Bitte beachten Sie die Zeitverschiebung von derzeit 5 Stunden vor CET.
Prof Dr.-Ing. Wiwandra Handayani
Dept. of Urban & regional Planning, Diponegoro University (UNDIP)
Urban kampung activist and legal advocate, urban Poor Consortium, Jakarta
Assistant Prof Dr Chitra Venkataramani
Department of Anthropoly and Sociology, National University of Singapore (NUS)
Panels & Parallel Sessions
i. Unlearning – troubling past and contemporary meanings, sensibilities and practices in urban coastal spaces
ii. Dreaming – exploring urban dreamscapes; envisioning transformative change and alternative futurities
iii. Remaking – co-thinking challenges in coastal placemaking, the politics of sea level solutionism, forms of co-production and “planning from below”

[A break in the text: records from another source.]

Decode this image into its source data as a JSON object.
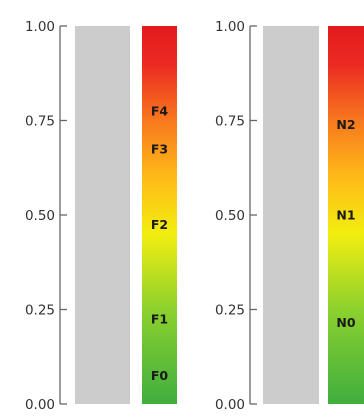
{
  "colors": {
    "background": "#ffffff",
    "axis": "#666666",
    "placeholder_bar": "#cccccc",
    "gradient_stops": [
      {
        "value": 0.0,
        "color": "#3fae3f"
      },
      {
        "value": 0.25,
        "color": "#8cd12e"
      },
      {
        "value": 0.45,
        "color": "#f2ee10"
      },
      {
        "value": 0.6,
        "color": "#ffba18"
      },
      {
        "value": 0.75,
        "color": "#f8781e"
      },
      {
        "value": 0.9,
        "color": "#eb2a22"
      },
      {
        "value": 1.0,
        "color": "#e31a1c"
      }
    ]
  },
  "chart_data": [
    {
      "type": "bar",
      "ylim": [
        0,
        1
      ],
      "yticks": [
        "0.00",
        "0.25",
        "0.50",
        "0.75",
        "1.00"
      ],
      "ytick_values": [
        0,
        0.25,
        0.5,
        0.75,
        1
      ],
      "bars": [
        {
          "kind": "placeholder",
          "value": 1.0
        },
        {
          "kind": "gradient-scale",
          "value": 1.0
        }
      ],
      "stage_labels": [
        {
          "text": "F0",
          "value": 0.075
        },
        {
          "text": "F1",
          "value": 0.225
        },
        {
          "text": "F2",
          "value": 0.475
        },
        {
          "text": "F3",
          "value": 0.675
        },
        {
          "text": "F4",
          "value": 0.775
        }
      ]
    },
    {
      "type": "bar",
      "ylim": [
        0,
        1
      ],
      "yticks": [
        "0.00",
        "0.25",
        "0.50",
        "0.75",
        "1.00"
      ],
      "ytick_values": [
        0,
        0.25,
        0.5,
        0.75,
        1
      ],
      "bars": [
        {
          "kind": "placeholder",
          "value": 1.0
        },
        {
          "kind": "gradient-scale",
          "value": 1.0
        }
      ],
      "stage_labels": [
        {
          "text": "N0",
          "value": 0.215
        },
        {
          "text": "N1",
          "value": 0.5
        },
        {
          "text": "N2",
          "value": 0.74
        }
      ]
    }
  ]
}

Why experiments at placemaking along the urban coast?
Coastal cities around the world are among the fastest growing urban spaces. While a greater proportion of the world´s megacities are situated along seacoasts, they remain doubly precarious to both the effects of slow-creep sea level change, and localised socio-environmental dynamics such as land subsidence and liquefaction that remain intrinsically political.
Global coastal cities are also sites of markedly visible forms of social inequality and inequity, as urban shorelines continue to be overbuilt, privatised and gentrified, while continuously fragmenting spaces of unplanned urbanization and pushing the urban littoral poor further hinterland.
The connected diverse forms of coastal geo-engineering and placemaking weave together antithetical imaginaries of urban coastal futurities– some that embrace protective living away from water through the armouring of land-sea interfaces (through dykes and seawalls for example), while other rationalities embrace more amphibious forms of infrastructural production along seashores and over water.
Taken together, these epistemologies and their relational entanglements bring to question new kinds of urbanism – one in which the city and sea are techno-scientifically and politically integrated, often within (and against) marked-led logics of late capitalism. These interventions often re-configure not only temporalities and spatio-technical fabrics of cities, but also reshape nature-cultures and manifold forms of cohabitation with more-than-human life.
This transdisciplinary conference therefore sets out to explore these differentiated, polarising dynamics inherent in coastal cities, many of which have turned towards “blue urban solutionism” – whether in terms of deriving socio-economic value from the sea (e.g., via the Blue Economy), or more radically in terms of re-envisioning shored, urban life in highly protected terrestrial spaces or out at sea. Some of these approaches remain managerial and technocratic, while others may seek to challenge current exploitative and extractive models of socio-ecological transition in their wake.
While cities turn to the sea, we also place as much emphasis on the un/rethinking of urbanizing/urbanized islands and urban centres in archipelagic contexts (or ´archipelagicities´). What sensibilities of amphibious and protective living with/away from water are foregrounded in these urban experiments? How do contemporary and evolving urban infrastructures, from the material and symbolic to the digital, reproduce and contest historic and new dynamics of urban coastal change?
In contemplating these antithetical realities, we draw inspiration from the Indonesian vernacular "Tanah Air” as but one historically embedded notion, a political concept and as metaphor with which to challenge, transgress and reimagine urban coastal futures.
This conference therefore also serves as an open invitation to explore and play with similar transcultural notions of cohabiting land and water at the same time, particularly across the vast heterogeneity of urban space and their practices at placemaking.